While mapping these points is of critical business value, they are not the only interactions that need to be considered. Marketers must have a sharp view on the non-monetary communications, practicing a shift in focus to engagement value. Arguably a more complex source of data, engagement metrics are actually the core of understanding why certain channels or campaigns perform better than others.
What email does someone open and engage with? What kind of conversations is a customer having with a brand on a social media site? What’s the language or messaging that resonates? What kind of in-store experience is a customer having versus the kind of interactions the customer had on a brand’s ecommerce Web site? What we can begin to detect are certain nuanced behavioral patterns that allow us to better identify key points on the customer journey and then define the strategies specifically tailored to each individual customer segment.
Time For Optimization
With all this data, marketers might feel overwhelmed. But now that it’s organized and clearly laid out, we have a new vision of both the monetary and engagement data points that matter most. Of course the customer journey is inevitably looking less like a smooth speedway and perhaps more like an off-road Jeep tour--fully equipped with bumps, holes, and detours. But the good news is, now we know where the distractions exist, and we’re in a far better place to take the opportunity to improve the experience before it causes more pervasive problems for the business.
In looking at the customer journey, what do you notice? Are customers receiving a cohesive brand experience across campaigns? Are you starting to see certain segments or groups come to life, based on device and channel preferences? Do any customers abruptly alter their path to purchase, and are you prepared to recapture their attention?

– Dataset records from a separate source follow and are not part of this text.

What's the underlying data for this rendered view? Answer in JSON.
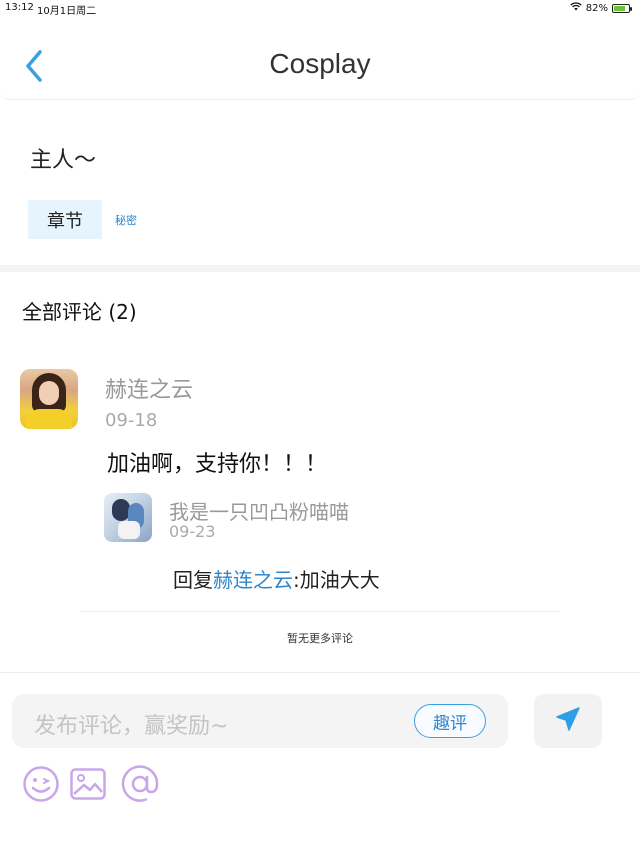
{
  "status_bar": {
    "time": "13:12",
    "date": "10月1日周二",
    "battery": "82%",
    "battery_level": 0.82
  },
  "nav": {
    "title": "Cosplay",
    "back_icon": "chevron-left-icon"
  },
  "post": {
    "text": "主人～",
    "tag": "章节",
    "secret_link": "秘密"
  },
  "comments": {
    "heading": "全部评论 (2)",
    "items": [
      {
        "user": "赫连之云",
        "date": "09-18",
        "text": "加油啊，支持你！！！",
        "replies": [
          {
            "user": "我是一只凹凸粉喵喵",
            "date": "09-23",
            "reply_prefix": "回复",
            "mention": "赫连之云",
            "reply_text": ":加油大大"
          }
        ]
      }
    ],
    "no_more": "暂无更多评论"
  },
  "composer": {
    "placeholder": "发布评论，赢奖励~",
    "quping_label": "趣评",
    "send_icon": "send-icon",
    "tools": [
      "emoji-icon",
      "image-icon",
      "mention-icon"
    ]
  },
  "colors": {
    "accent": "#2f86c9",
    "tool_icon": "#c8a6ea",
    "tag_bg": "#e6f4fd"
  }
}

These are all great questions, most of which we are now in a much better place to answer. Because we’ve unified our view, optimizing campaigns for specific audiences is a task much more attainable. If you take anything away from this article, it’s that in-house, customer-level data holds a lot more value than we might give it credit for. Rushing to gain access to complex third-party data isn’t going to give you the answers you need without first understanding what’s going on within your organization and your own customers. Big data doesn’t have to be our greatest challenge; instead it should be our greatest enabler.